INVASÃO
OU OCUPAÇÃO DE TERRAS?
Quem é o vilão nesta história.
Delze dos Santos Laureano(1)
----------Às
vezes dá até preguiça de ficar explicando
todo dia o óbvio. Mas, é recorrente o mesmo
fato. Toda vez que noticiamos a ocupação
de terras rurais ou urbanas por famílias empobrecidas,
o senso comum fala mais alto. Usualmente vamos ouvir de
muitos dos nossos interlocutores: “Não
sou contra a distribuição de terra e casa
para quem precisa, mas tem muito oportunista no meio desta
gente que só quer tirar proveito e vender depois
a terra que ganhou do governo!” Outras vezes
ouvimos: “Não podemos admitir o uso da
violência pelos sem-terra ou sem-teto.
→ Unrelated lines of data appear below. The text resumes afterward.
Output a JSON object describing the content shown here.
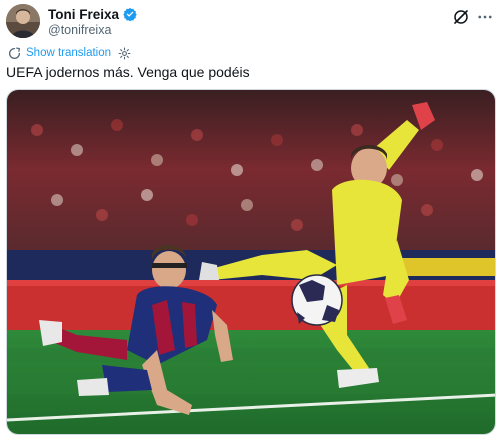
{
  "author": {
    "display_name": "Toni Freixa",
    "handle": "@tonifreixa",
    "verified": true,
    "avatar_icon": "person-avatar"
  },
  "translation": {
    "label": "Show translation",
    "icon": "translate-icon",
    "settings_icon": "gear-icon"
  },
  "tweet": {
    "text": "UEFA jodernos más. Venga que podéis"
  },
  "actions": {
    "grok_icon": "grok-icon",
    "more_icon": "more-options-icon"
  },
  "media": {
    "kind": "photo",
    "description_icon": "football-match-photo"
  },
  "colors": {
    "link": "#1d9bf0",
    "verified": "#1d9bf0",
    "text_primary": "#0f1419",
    "text_secondary": "#536471"
  }
}
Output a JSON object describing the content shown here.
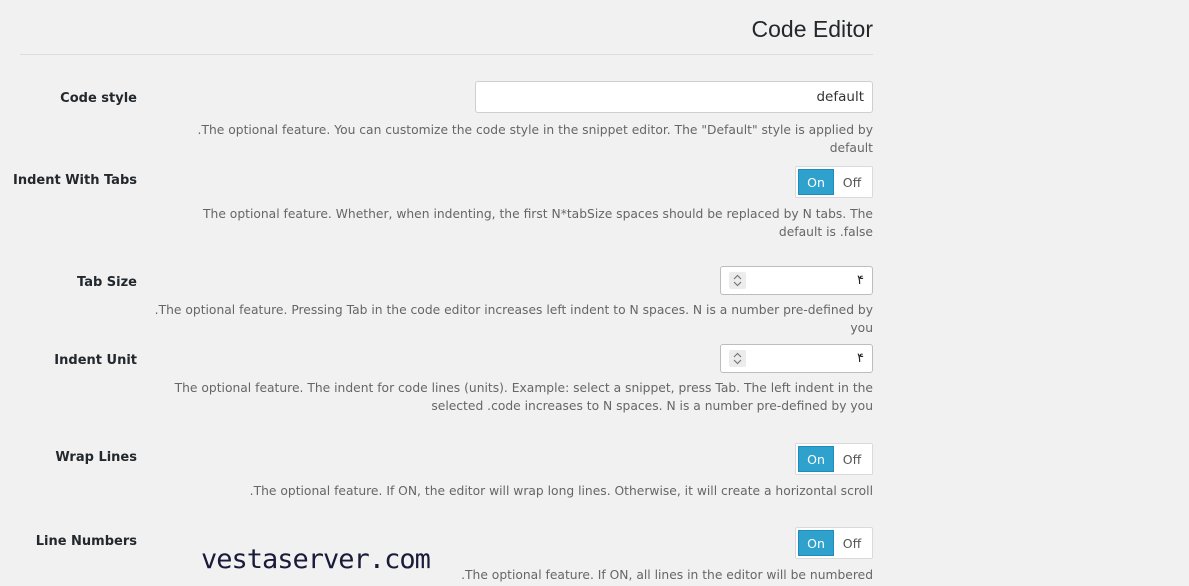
{
  "page": {
    "title": "Code Editor"
  },
  "settings": {
    "code_style": {
      "label": "Code style",
      "value": "default",
      "description": ".The optional feature. You can customize the code style in the snippet editor. The \"Default\" style is applied by default"
    },
    "indent_with_tabs": {
      "label": "Indent With Tabs",
      "on_label": "On",
      "off_label": "Off",
      "description": "The optional feature. Whether, when indenting, the first N*tabSize spaces should be replaced by N tabs. The default is .false"
    },
    "tab_size": {
      "label": "Tab Size",
      "value": "۴",
      "description": ".The optional feature. Pressing Tab in the code editor increases left indent to N spaces. N is a number pre-defined by you"
    },
    "indent_unit": {
      "label": "Indent Unit",
      "value": "۴",
      "description": "The optional feature. The indent for code lines (units). Example: select a snippet, press Tab. The left indent in the selected .code increases to N spaces. N is a number pre-defined by you"
    },
    "wrap_lines": {
      "label": "Wrap Lines",
      "on_label": "On",
      "off_label": "Off",
      "description": ".The optional feature. If ON, the editor will wrap long lines. Otherwise, it will create a horizontal scroll"
    },
    "line_numbers": {
      "label": "Line Numbers",
      "on_label": "On",
      "off_label": "Off",
      "description": ".The optional feature. If ON, all lines in the editor will be numbered"
    }
  },
  "watermark": "vestaserver.com"
}
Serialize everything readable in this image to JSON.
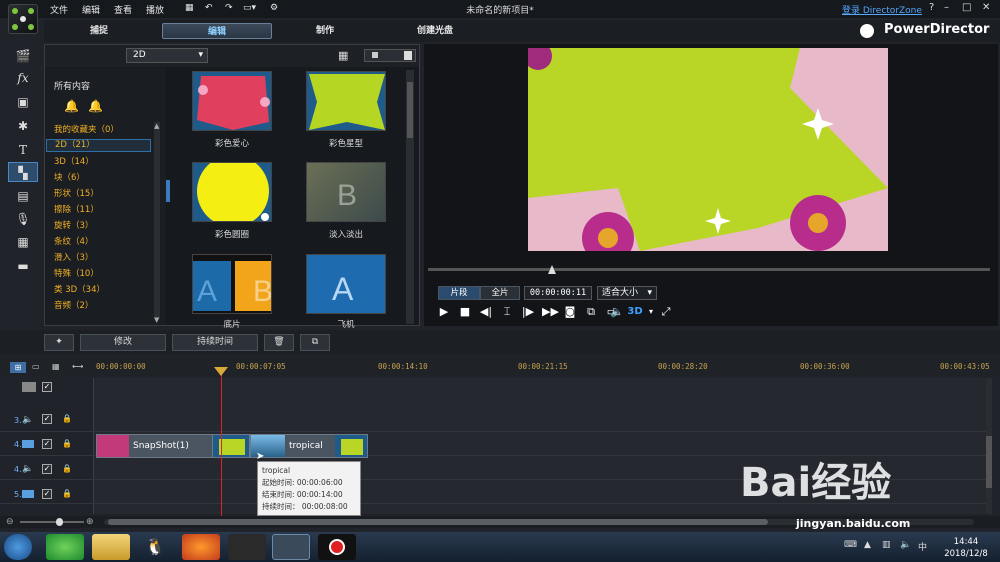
{
  "menu": {
    "items": [
      "文件",
      "编辑",
      "查看",
      "播放"
    ]
  },
  "window": {
    "title": "未命名的新项目*",
    "signin": "登录 DirectorZone",
    "help": "?",
    "minimize": "–",
    "maximize": "□",
    "close": "✕"
  },
  "tabs": [
    {
      "label": "捕捉"
    },
    {
      "label": "编辑"
    },
    {
      "label": "制作"
    },
    {
      "label": "创建光盘"
    }
  ],
  "brand": "PowerDirector",
  "library": {
    "dropdown": "2D",
    "all_content": "所有内容",
    "categories": [
      {
        "label": "我的收藏夹（0）"
      },
      {
        "label": "2D（21）"
      },
      {
        "label": "3D（14）"
      },
      {
        "label": "块（6）"
      },
      {
        "label": "形状（15）"
      },
      {
        "label": "擦除（11）"
      },
      {
        "label": "旋转（3）"
      },
      {
        "label": "条纹（4）"
      },
      {
        "label": "滑入（3）"
      },
      {
        "label": "特殊（10）"
      },
      {
        "label": "类 3D（34）"
      },
      {
        "label": "音频（2）"
      }
    ],
    "thumbs": [
      {
        "label": "彩色爱心"
      },
      {
        "label": "彩色星型"
      },
      {
        "label": "彩色圆圈"
      },
      {
        "label": "淡入淡出"
      },
      {
        "label": "底片"
      },
      {
        "label": "飞机"
      }
    ]
  },
  "preview": {
    "mode_clip": "片段",
    "mode_full": "全片",
    "timecode": "00:00:00:11",
    "fit": "适合大小",
    "threeD": "3D"
  },
  "actions": {
    "modify": "修改",
    "duration": "持续时间"
  },
  "timeline": {
    "ticks": [
      "00:00:00:00",
      "00:00:07:05",
      "00:00:14:10",
      "00:00:21:15",
      "00:00:28:20",
      "00:00:36:00",
      "00:00:43:05"
    ],
    "tracks": [
      {
        "name": "3."
      },
      {
        "name": "4."
      },
      {
        "name": "4."
      },
      {
        "name": "5."
      }
    ],
    "clips": [
      {
        "label": "SnapShot(1)"
      },
      {
        "label": "tropical"
      }
    ],
    "tooltip": {
      "title": "tropical",
      "start": "起始时间: 00:00:06:00",
      "end": "结束时间: 00:00:14:00",
      "duration": "持续时间： 00:00:08:00"
    }
  },
  "taskbar": {
    "time": "14:44",
    "date": "2018/12/8"
  },
  "watermark": {
    "text": "Bai经验",
    "url": "jingyan.baidu.com"
  }
}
Por que eles
não fazem como eu que trabalhei muito para ter
a minha casa!” Podemos ouvir ainda: “O
que sou contra é a invasão de terra que
tem dono, a propriedade tem de ser respeitada. Precisamos
de segurança jurídica!”
----------Desde
já posso garantir que todas essas afirmações
são falsas. Vemos que a falta de informação
acaba levando as pessoas, mesmo trabalhadoras, a repetirem
o discurso das elites, capitaneado pela mídia subserviente
desses interesses. Para provar o que afirmo vou começar
bem do começo. Primeiro, toda grande propriedade
no Brasil é injusta. Desafio alguém que
consiga me provar que qualquer latifúndio existente
no Brasil tenha sido comprado com dinheiro ganho honestamente.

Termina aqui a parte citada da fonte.